TBILISI, DFWatch – The U.S. organization Committee for Open Democracy (COD) is to send log term election observers to monitor the parliamentary election in Georgia in October.
“We’ll be focusing on the processes of democracy and people’s confidence in these processes. We have no political side in your elections,” said COD board member Bruce Barcelo during a press conference at at Tbilisi Marriott Hotel Monday. He added that they will inform the public about all violations during the election.
Representatives said 20-25 persons will live in Georgia during the election campaign and election process. They also plan to hire from 200 to 300 local observers and distribute observers to the different regions of Georgia.
Tom Nolan, president of the organization, said at the meeting that Committee for Open Democracy is privately funded and ‘fully non-partisan’ in the process of election observation.
As representatives noted, the organization has worked in Ukraine and Moldova and is looking forward to go to Armenia to observe the elections there.

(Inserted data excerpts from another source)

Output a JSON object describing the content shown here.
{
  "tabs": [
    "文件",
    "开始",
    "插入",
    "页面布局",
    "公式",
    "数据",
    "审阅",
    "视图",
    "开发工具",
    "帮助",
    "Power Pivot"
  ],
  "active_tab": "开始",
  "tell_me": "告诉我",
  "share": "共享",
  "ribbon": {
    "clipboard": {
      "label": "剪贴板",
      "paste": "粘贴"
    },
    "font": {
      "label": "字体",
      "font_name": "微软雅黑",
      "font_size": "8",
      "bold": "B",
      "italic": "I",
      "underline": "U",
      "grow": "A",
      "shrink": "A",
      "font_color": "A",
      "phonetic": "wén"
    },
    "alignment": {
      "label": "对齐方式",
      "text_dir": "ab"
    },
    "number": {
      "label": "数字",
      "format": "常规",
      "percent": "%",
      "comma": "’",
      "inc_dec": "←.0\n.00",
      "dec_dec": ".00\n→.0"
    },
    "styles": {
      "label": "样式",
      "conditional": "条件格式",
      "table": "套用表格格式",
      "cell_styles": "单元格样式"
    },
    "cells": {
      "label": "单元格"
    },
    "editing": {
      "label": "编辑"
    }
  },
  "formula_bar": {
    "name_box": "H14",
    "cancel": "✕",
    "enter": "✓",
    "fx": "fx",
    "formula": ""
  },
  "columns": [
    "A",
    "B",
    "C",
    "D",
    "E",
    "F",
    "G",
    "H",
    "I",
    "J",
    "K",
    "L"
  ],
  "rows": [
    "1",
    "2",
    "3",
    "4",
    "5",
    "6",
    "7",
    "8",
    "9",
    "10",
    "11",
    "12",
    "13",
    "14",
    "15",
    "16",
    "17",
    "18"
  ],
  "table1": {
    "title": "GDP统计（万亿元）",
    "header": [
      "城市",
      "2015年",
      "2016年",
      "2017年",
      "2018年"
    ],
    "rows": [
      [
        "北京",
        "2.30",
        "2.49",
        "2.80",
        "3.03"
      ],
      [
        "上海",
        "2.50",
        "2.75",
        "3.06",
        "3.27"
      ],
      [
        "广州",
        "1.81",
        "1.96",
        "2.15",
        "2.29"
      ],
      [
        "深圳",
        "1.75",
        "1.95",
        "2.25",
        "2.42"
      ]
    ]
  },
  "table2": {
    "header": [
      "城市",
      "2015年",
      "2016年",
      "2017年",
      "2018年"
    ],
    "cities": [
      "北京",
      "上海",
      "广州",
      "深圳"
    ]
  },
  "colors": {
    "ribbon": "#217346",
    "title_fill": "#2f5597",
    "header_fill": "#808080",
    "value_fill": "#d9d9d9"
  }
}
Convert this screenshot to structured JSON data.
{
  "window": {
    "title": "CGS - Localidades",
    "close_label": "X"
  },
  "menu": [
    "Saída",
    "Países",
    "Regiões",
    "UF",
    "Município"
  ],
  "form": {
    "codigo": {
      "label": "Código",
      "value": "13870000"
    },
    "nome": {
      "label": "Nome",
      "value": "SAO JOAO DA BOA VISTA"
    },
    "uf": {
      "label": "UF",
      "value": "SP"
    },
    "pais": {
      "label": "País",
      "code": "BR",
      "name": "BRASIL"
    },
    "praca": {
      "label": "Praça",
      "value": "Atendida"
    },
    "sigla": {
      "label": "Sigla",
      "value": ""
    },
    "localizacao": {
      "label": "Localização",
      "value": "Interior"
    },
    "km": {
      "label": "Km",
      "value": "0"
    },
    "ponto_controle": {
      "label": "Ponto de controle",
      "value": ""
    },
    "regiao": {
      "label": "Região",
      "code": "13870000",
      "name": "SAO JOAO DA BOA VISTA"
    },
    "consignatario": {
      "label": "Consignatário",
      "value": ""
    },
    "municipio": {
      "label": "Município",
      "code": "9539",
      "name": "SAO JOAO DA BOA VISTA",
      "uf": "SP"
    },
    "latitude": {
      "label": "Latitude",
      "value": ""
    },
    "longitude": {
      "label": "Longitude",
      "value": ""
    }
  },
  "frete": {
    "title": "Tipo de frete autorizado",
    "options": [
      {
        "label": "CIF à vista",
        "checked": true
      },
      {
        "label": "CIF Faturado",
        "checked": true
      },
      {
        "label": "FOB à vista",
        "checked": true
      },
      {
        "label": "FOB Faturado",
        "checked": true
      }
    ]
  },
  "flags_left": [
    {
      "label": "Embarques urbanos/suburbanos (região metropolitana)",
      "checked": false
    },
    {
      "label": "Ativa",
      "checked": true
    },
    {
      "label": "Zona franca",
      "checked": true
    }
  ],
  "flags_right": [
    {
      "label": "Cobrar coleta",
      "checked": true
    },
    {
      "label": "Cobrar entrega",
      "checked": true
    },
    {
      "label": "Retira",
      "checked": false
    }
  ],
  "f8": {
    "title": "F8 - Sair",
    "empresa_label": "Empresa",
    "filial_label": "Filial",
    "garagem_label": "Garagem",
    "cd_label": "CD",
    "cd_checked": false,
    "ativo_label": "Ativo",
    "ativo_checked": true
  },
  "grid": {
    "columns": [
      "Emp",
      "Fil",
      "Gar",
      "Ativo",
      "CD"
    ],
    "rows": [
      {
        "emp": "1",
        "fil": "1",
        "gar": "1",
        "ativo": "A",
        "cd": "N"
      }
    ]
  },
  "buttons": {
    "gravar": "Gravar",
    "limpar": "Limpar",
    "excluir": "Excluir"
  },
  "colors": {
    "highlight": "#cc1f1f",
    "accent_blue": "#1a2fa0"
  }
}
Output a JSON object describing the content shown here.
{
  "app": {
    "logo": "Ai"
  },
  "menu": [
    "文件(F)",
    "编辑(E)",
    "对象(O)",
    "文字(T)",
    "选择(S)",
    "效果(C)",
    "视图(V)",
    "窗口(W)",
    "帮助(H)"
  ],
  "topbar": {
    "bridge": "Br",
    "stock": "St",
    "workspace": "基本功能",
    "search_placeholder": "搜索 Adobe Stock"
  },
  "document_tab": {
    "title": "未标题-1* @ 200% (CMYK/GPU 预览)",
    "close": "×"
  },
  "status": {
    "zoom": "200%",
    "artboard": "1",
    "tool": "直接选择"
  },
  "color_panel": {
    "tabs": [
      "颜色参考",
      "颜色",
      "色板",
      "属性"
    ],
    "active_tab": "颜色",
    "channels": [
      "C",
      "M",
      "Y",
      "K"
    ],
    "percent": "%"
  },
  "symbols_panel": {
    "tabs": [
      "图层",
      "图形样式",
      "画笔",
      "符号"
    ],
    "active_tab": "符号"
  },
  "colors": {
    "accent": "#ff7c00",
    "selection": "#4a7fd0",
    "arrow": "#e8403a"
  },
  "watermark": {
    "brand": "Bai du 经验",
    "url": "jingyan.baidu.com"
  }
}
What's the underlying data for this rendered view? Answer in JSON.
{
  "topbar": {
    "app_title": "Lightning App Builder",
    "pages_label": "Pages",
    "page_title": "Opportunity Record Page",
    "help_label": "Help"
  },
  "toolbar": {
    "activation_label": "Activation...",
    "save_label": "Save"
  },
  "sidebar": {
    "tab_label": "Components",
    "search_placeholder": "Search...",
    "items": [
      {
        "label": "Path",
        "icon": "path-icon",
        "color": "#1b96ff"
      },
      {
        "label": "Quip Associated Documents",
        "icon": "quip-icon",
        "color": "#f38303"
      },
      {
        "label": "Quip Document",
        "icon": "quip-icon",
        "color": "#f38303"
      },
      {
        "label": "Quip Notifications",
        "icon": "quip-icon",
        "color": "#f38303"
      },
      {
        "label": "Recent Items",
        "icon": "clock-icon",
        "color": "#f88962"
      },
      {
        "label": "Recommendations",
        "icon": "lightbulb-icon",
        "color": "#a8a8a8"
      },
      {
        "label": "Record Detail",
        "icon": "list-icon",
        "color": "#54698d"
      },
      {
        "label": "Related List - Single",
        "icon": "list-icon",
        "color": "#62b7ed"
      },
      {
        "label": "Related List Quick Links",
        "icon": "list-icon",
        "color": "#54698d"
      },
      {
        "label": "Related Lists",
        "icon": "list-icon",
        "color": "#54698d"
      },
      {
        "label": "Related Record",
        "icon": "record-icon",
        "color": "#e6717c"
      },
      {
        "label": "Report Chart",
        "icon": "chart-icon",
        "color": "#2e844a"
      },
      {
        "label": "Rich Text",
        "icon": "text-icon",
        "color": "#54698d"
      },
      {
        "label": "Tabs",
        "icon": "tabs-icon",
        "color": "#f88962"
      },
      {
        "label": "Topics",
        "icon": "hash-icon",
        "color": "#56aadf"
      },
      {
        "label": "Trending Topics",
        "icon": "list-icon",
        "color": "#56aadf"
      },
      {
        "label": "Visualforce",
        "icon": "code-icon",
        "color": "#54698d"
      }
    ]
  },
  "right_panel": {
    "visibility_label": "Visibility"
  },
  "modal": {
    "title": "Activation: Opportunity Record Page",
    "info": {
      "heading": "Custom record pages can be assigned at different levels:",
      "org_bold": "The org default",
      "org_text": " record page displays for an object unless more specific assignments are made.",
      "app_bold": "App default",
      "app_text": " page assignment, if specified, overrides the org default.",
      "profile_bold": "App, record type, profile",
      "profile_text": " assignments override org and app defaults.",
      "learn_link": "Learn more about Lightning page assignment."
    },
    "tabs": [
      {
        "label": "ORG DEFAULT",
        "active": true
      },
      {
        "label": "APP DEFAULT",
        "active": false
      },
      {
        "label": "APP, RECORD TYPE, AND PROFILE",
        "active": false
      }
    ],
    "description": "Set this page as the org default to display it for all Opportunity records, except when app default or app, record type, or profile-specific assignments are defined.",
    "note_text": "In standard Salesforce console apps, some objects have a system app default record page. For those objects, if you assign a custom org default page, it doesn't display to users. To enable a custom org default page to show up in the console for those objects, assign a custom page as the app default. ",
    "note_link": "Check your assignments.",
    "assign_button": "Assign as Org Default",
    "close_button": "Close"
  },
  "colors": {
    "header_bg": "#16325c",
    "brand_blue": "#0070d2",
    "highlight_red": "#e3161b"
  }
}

Local non-governmental organizations and media earlier this year asked the government to invite extra long-term observers from abroad, out of concern that the election environment would be set up at an early stage to favor the ruling party.
Usually, long term observers arrive about six weeks prior to election day, but the groups asked for an even earlier start to the observation process.
The Foreign Ministry on April 6 sent invitations to OSCE/ODIHR, OSCE’s Parliamentary Assembly, the Council of Europe’s Parliamentary Assembly (PACE), NATO’s Parliamentary Assembly, the European Parliament and EU bodies.
Foreign minister Grigol Vashadze sent official invitations to Kenneth Wollack, President of the U.S. National Democratic Institute (NDI) and Lorne Craner, head of the International Republican Institute (IRI).
OSCE has already said it will send a mission from the middle of June.